A visit to the 25,000 m² Italian garden centre Valle dei fiori in Mantua is an excellent lesson in “back to basics” for garden retail. The store is a horticultural concept that pleads for consistency and loyalty to the core business, focussing on living green, plants and flowers. CEO Marco Orlandelli gave an interesting seminar at the DIY&Homing fair in Kortrijk (Belgium) with this surprising message.
The Valle Dei Fiori has been the life’s work of the Orlandelli family, whose latest three generations have made the “flower valley” a remarkable example for garden centres who are ever more tempted to extend their range with garden furniture, barbecues, swimming pools, clothing and Christmas decorations.
Back to basics
Gardening has a magnetic effect on customers and their purchasing habits, as shown by the trend to make homes – and indeed, sometimes offices – an oasis of serenity and self-development. An average growth of 11 to 14% makes gardening one of the most important sectors to generate revenue and margin for DIY businesses, so many announce important investment projects to expand their gardening department. This is of course bad news for the real garden centres, who find it increasingly difficult to make a competitive stand against the stores combining DIY and gardening.
Marco Orlandelli’s solution is simple, but remarkable: go back to the roots and focus 100% on a garden centre’s core business: selling plants and flowers, and a few tools and accessories like fertiliser. No more, no less. He sees three parameters to determine the professionalism of a garden centre: infrastructure, staff and management – three ways to distinguish specialised garden centres from DIY-garden centre combinations, as it were.
Most DIY stores do not possess the necessary professional infrastructure, according to Orlandelli. A greenhouse with suitable displays and watering systems is an absolute necessity for businesses selling fresh plants: customers punish any withered plants immediately.
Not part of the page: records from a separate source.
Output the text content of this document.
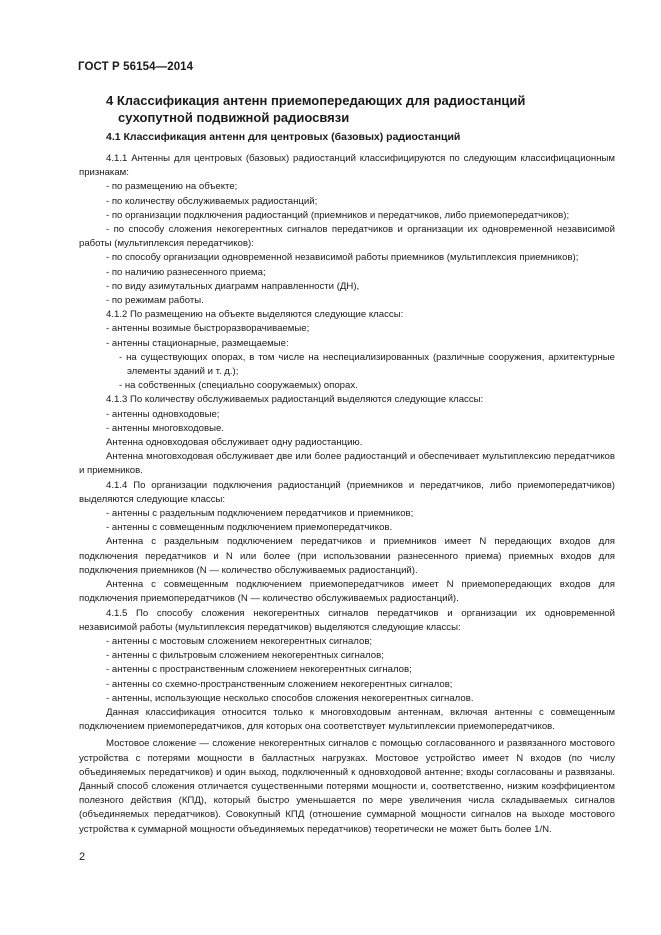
ГОСТ Р 56154—2014
4 Классификация антенн приемопередающих для радиостанций
сухопутной подвижной радиосвязи
4.1 Классификация антенн для центровых (базовых) радиостанций
4.1.1 Антенны для центровых (базовых) радиостанций классифицируются по следующим классифицационным признакам:
- по размещению на объекте;
- по количеству обслуживаемых радиостанций;
- по организации подключения радиостанций (приемников и передатчиков, либо приемопередатчиков);
- по способу сложения некогерентных сигналов передатчиков и организации их одновременной независимой работы (мультиплексия передатчиков):
- по способу организации одновременной независимой работы приемников (мультиплексия приемников);
- по наличию разнесенного приема;
- по виду азимутальных диаграмм направленности (ДН),
- по режимам работы.
4.1.2 По размещению на объекте выделяются следующие классы:
- антенны возимые быстроразворачиваемые;
- антенны стационарные, размещаемые:
- на существующих опорах, в том числе на неспециализированных (различные сооружения, архитектурные элементы зданий и т. д.);
- на собственных (специально сооружаемых) опорах.
4.1.3 По количеству обслуживаемых радиостанций выделяются следующие классы:
- антенны одновходовые;
- антенны многовходовые.
Антенна одновходовая обслуживает одну радиостанцию.
Антенна многовходовая обслуживает две или более радиостанций и обеспечивает мультиплексию передатчиков и приемников.
4.1.4 По организации подключения радиостанций (приемников и передатчиков, либо приемопередатчиков) выделяются следующие классы:
- антенны с раздельным подключением передатчиков и приемников;
- антенны с совмещенным подключением приемопередатчиков.
Антенна с раздельным подключением передатчиков и приемников имеет N передающих входов для подключения передатчиков и N или более (при использовании разнесенного приема) приемных входов для подключения приемников (N — количество обслуживаемых радиостанций).
Антенна с совмещенным подключением приемопередатчиков имеет N приемопередающих входов для подключения приемопередатчиков (N — количество обслуживаемых радиостанций).
4.1.5 По способу сложения некогерентных сигналов передатчиков и организации их одновременной независимой работы (мультиплексия передатчиков) выделяются следующие классы:
- антенны с мостовым сложением некогерентных сигналов;
- антенны с фильтровым сложением некогерентных сигналов;
- антенны с пространственным сложением некогерентных сигналов;
- антенны со схемно-пространственным сложением некогерентных сигналов;
- антенны, использующие несколько способов сложения некогерентных сигналов.
Данная классификация относится только к многовходовым антеннам, включая антенны с совмещенным подключением приемопередатчиков, для которых она соответствует мультиплексии приемопередатчиков.
Мостовое сложение — сложение некогерентных сигналов с помощью согласованного и развязанного мостового устройства с потерями мощности в балластных нагрузках. Мостовое устройство имеет N входов (по числу объединяемых передатчиков) и один выход, подключенный к одновходовой антенне; входы согласованы и развязаны. Данный способ сложения отличается существенными потерями мощности и, соответственно, низким коэффициентом полезного действия (КПД), который быстро уменьшается по мере увеличения числа складываемых сигналов (объединяемых передатчиков). Совокупный КПД (отношение суммарной мощности сигналов на выходе мостового устройства к суммарной мощности объединяемых передатчиков) теоретически не может быть более 1/N.
2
Orlandelli thinks this is the best way for garden centres to outshine DIY stores: invest in an outstanding infrastructure, with special attention for the illumination, ventilation, space and floor coating. The Italian is a fierce advocate of horizontal displays and rejects the traditional vertical displays that are so often used in Belgian garden centres.
The second parameter, professional staff, is more difficult to achieve: it is not only hard to find the best employees, but it is even harder to hire them, as the profit margins in the gardening area are very limited. Orlandelli recommends a close cooperation with horticultural schools to use internships for mutual benefit.
Management is the last parameter. Coping with the strong seasonality in the gardening sector requires mastering, and coordinating, skills in purchasing, logistic and sales management.
Garden consultant
Retailers all over the world listen to, and make use of, Valle dei fiori’s advice and its CEO Marco Orlandelli has become something like an international garden consultant, wielding the tools of range choice, store location and display techniques. Amongst other projects, Orlandelli and his team designed the gardening department of the world’s largest DIY store in the world (Epicenter in Kiev, with 56,000 m²), dividing it in four worlds: the warm greenhouse, the cold greenhouse, the four season greenhouse and the shadow nursery.
An interesting design innovation is a software tool used in Valle dei fiori: when customers bring a picture of their garden, seconds after scanning it the system produces an image of the ideal garden, with tailored plants and flowers.
Orlandelli’s exposé ends with two parts of wisdom that are almost as old as the stones of Mantua. The first: customers’ buying habits in a garden centre are connected to the emotional impact of flowers and plants. The second: the answers to frequently asked questions are always found in the greenhouse, standing in the flower soil and talking to the customer. By sticking to these truths, Valle dei fiori has been able to expand nationwide in Italy and even to survive the recent recession with little or no harm.